Silva Fennica (Jan 2013)

An assessment of three variance estimators for the k-nearest neighbour technique

  • Magnussen, Steen

DOI
https://doi.org/10.14214/sf.925
Journal volume & issue
Vol. 47, no. 1

Abstract

Read online

A jackknife (JK), a bootstrap (BOOT), and an empirical difference estimator (EDE) of totals and variance were assessed in simulated sampling from three artificial but realistic complex multivariate populations (N = 8000 elements) organized in clusters of four elements. Intra-cluster correlations of the target variables (Y) varied from 0.03 to 0.26. Time-saving implementations of JK and BOOT are detailed. In simple random sampling (SRS), bias in totals was ≤ 0.4% for the two largest sample sizes (n = 200, 300), but slightly larger for n = 50, and 100. In cluster sampling (CLU) bias was typically 0.1% higher and more variable.
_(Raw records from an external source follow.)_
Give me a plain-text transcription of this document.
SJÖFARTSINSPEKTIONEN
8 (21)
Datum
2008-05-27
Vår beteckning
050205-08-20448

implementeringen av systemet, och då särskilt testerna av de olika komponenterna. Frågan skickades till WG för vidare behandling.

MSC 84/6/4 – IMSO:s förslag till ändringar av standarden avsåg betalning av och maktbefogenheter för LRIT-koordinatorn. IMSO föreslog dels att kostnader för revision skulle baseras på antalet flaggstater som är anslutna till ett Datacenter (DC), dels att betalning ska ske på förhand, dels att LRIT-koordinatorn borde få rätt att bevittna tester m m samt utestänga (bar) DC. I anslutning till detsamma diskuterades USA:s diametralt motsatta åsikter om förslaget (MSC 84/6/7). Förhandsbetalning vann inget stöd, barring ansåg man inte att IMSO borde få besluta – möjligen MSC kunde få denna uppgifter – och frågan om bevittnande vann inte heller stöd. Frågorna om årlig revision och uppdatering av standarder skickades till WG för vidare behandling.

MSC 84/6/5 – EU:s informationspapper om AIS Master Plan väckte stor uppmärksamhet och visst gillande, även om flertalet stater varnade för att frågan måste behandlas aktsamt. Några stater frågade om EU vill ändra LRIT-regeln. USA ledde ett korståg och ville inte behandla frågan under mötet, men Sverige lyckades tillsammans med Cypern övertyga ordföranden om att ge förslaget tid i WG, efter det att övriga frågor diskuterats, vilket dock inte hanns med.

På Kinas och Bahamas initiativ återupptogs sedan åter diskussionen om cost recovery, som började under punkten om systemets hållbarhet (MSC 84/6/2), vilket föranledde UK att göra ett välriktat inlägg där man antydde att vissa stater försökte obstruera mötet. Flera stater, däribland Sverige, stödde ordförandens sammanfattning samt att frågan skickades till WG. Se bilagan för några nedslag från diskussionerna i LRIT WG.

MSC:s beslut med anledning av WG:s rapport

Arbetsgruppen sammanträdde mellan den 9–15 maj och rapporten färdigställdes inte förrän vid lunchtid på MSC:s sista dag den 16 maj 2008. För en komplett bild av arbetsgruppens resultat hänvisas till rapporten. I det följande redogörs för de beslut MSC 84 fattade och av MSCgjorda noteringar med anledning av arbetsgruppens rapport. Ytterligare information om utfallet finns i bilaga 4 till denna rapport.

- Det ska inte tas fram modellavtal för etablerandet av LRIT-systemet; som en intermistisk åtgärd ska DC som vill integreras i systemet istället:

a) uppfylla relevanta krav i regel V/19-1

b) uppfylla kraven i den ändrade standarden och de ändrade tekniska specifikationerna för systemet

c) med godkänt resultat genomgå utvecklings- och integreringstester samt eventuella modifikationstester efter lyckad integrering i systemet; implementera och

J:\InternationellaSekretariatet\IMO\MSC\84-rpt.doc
The lowest overall bias was in EDE. In both SRS and CLU, JK estimates of standard error were slightly (3%) too high, while the bootstrap estimates in both SRS and CLU were too low (8%). Estimates of error suggested a trend in EDE toward an overestimation with increasing sample size. Calculated 95% confidence intervals achieved a coverage that in most cases was fairly close (± 2%) to the nominal level. For estimation of a population total the EDE estimator appears to be slightly better than the JK estimator.